Determine an appropriate size of sample

42 Views Asked by At

Let's say I have a pool of $N$ balls, which can be of $n$ colors $A_1, \cdots, A_n$.

$N$ is much bigger than $n$.

What number of balls must I draw if I want to have a good estimate of $R_1, \cdots, R_n$ the ratios for each color in the pool ?

1

There are 1 best solutions below

2
On

Some ideas and hints, lets assume the sampling is without replacement. Then the number of balls of color $A_j$ is $NR_j$, and let in a sample size $M$ $X=(X_1, \dots, X_n)$ be the number of balls drawn with each color. Then the distribution of $X$ is hypergeometric $$ P(X_1=x_1, \dots, X_n=x_n) = \frac{\binom{NR_1}{x_1}\dots \binom{NR_n}{x_n}}{\binom{N}{M}} $$ Note that we have $M = x_1 + \dots x_n$.
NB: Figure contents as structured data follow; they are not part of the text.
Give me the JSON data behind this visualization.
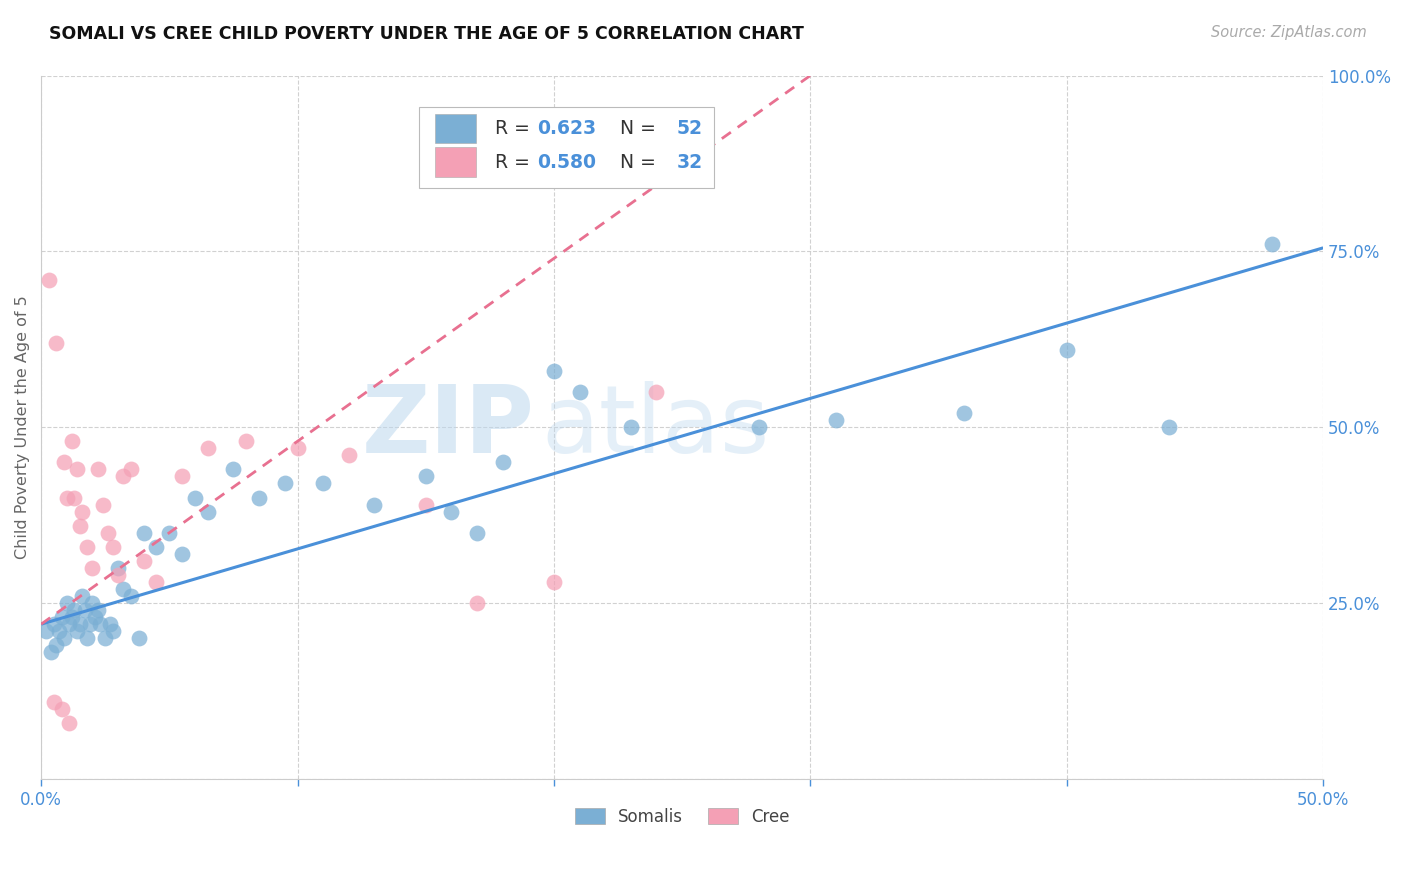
{
  "title": "SOMALI VS CREE CHILD POVERTY UNDER THE AGE OF 5 CORRELATION CHART",
  "source": "Source: ZipAtlas.com",
  "ylabel": "Child Poverty Under the Age of 5",
  "xlim": [
    0.0,
    0.5
  ],
  "ylim": [
    0.0,
    1.0
  ],
  "somali_color": "#7bafd4",
  "cree_color": "#f4a0b5",
  "somali_line_color": "#4a90d9",
  "cree_line_color": "#e87090",
  "somali_R": 0.623,
  "somali_N": 52,
  "cree_R": 0.58,
  "cree_N": 32,
  "legend_label_somalis": "Somalis",
  "legend_label_cree": "Cree",
  "watermark_zip": "ZIP",
  "watermark_atlas": "atlas",
  "title_color": "#111111",
  "axis_label_color": "#4a90d9",
  "background_color": "#ffffff",
  "grid_color": "#cccccc",
  "source_color": "#aaaaaa",
  "legend_text_color": "#333333",
  "legend_value_color": "#4a90d9",
  "somali_x": [
    0.002,
    0.004,
    0.005,
    0.006,
    0.007,
    0.008,
    0.009,
    0.01,
    0.011,
    0.012,
    0.013,
    0.014,
    0.015,
    0.016,
    0.017,
    0.018,
    0.019,
    0.02,
    0.021,
    0.022,
    0.023,
    0.025,
    0.027,
    0.028,
    0.03,
    0.032,
    0.035,
    0.038,
    0.04,
    0.045,
    0.05,
    0.055,
    0.06,
    0.065,
    0.075,
    0.085,
    0.095,
    0.11,
    0.13,
    0.15,
    0.16,
    0.17,
    0.18,
    0.2,
    0.21,
    0.23,
    0.28,
    0.31,
    0.36,
    0.4,
    0.44,
    0.48
  ],
  "somali_y": [
    0.21,
    0.18,
    0.22,
    0.19,
    0.21,
    0.23,
    0.2,
    0.25,
    0.22,
    0.23,
    0.24,
    0.21,
    0.22,
    0.26,
    0.24,
    0.2,
    0.22,
    0.25,
    0.23,
    0.24,
    0.22,
    0.2,
    0.22,
    0.21,
    0.3,
    0.27,
    0.26,
    0.2,
    0.35,
    0.33,
    0.35,
    0.32,
    0.4,
    0.38,
    0.44,
    0.4,
    0.42,
    0.42,
    0.39,
    0.43,
    0.38,
    0.35,
    0.45,
    0.58,
    0.55,
    0.5,
    0.5,
    0.51,
    0.52,
    0.61,
    0.5,
    0.76
  ],
  "cree_x": [
    0.003,
    0.005,
    0.006,
    0.008,
    0.009,
    0.01,
    0.011,
    0.012,
    0.013,
    0.014,
    0.015,
    0.016,
    0.018,
    0.02,
    0.022,
    0.024,
    0.026,
    0.028,
    0.03,
    0.032,
    0.035,
    0.04,
    0.045,
    0.055,
    0.065,
    0.08,
    0.1,
    0.12,
    0.15,
    0.17,
    0.2,
    0.24
  ],
  "cree_y": [
    0.71,
    0.11,
    0.62,
    0.1,
    0.45,
    0.4,
    0.08,
    0.48,
    0.4,
    0.44,
    0.36,
    0.38,
    0.33,
    0.3,
    0.44,
    0.39,
    0.35,
    0.33,
    0.29,
    0.43,
    0.44,
    0.31,
    0.28,
    0.43,
    0.47,
    0.48,
    0.47,
    0.46,
    0.39,
    0.25,
    0.28,
    0.55
  ]
}
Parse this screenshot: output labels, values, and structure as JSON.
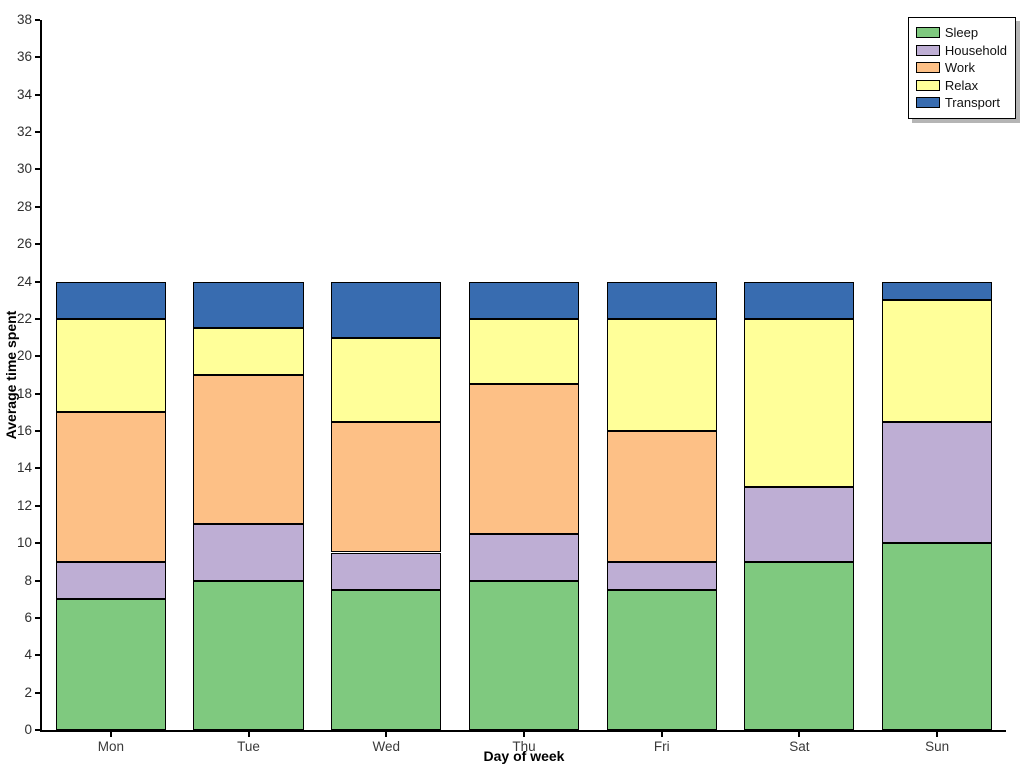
{
  "chart_data": {
    "type": "bar",
    "stacked": true,
    "title": "",
    "xlabel": "Day of week",
    "ylabel": "Average time spent",
    "categories": [
      "Mon",
      "Tue",
      "Wed",
      "Thu",
      "Fri",
      "Sat",
      "Sun"
    ],
    "series": [
      {
        "name": "Sleep",
        "color": "#7fc97f",
        "values": [
          7,
          8,
          7.5,
          8,
          7.5,
          9,
          10
        ]
      },
      {
        "name": "Household",
        "color": "#beaed4",
        "values": [
          2,
          3,
          2,
          2.5,
          1.5,
          4,
          6.5
        ]
      },
      {
        "name": "Work",
        "color": "#fdc086",
        "values": [
          8,
          8,
          7,
          8,
          7,
          0,
          0
        ]
      },
      {
        "name": "Relax",
        "color": "#ffff99",
        "values": [
          5,
          2.5,
          4.5,
          3.5,
          6,
          9,
          6.5
        ]
      },
      {
        "name": "Transport",
        "color": "#386cb0",
        "values": [
          2,
          2.5,
          3,
          2,
          2,
          2,
          1
        ]
      }
    ],
    "ylim": [
      0,
      38
    ],
    "ytick_step": 2,
    "xlim_bars_total": 24,
    "legend_position": "upper right",
    "grid": false,
    "bar_edge_color": "#000000",
    "axis_color": "#000000"
  }
}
You can estimate the fraction $R_j$ by $\frac{x_j}{M}$, and calculate its variance. That I leave for you, and instead uperbound the variance with what would have been the variance if sampling was with replacement, which is a much simpler expression. That gives $$ \text{Var}(\hat{R_j}) \le R_j (1-R_j)/M \le \frac1{4M} $$ where we have used the inequality $x(1-x) \le \frac14$ for $0 \le x \le 1$. Then you can choose $M$ from your requirements of the precision of estimation! We could have done much better if some initial sampling were allowed to get a preliminary estimate of the fractions $R_j$.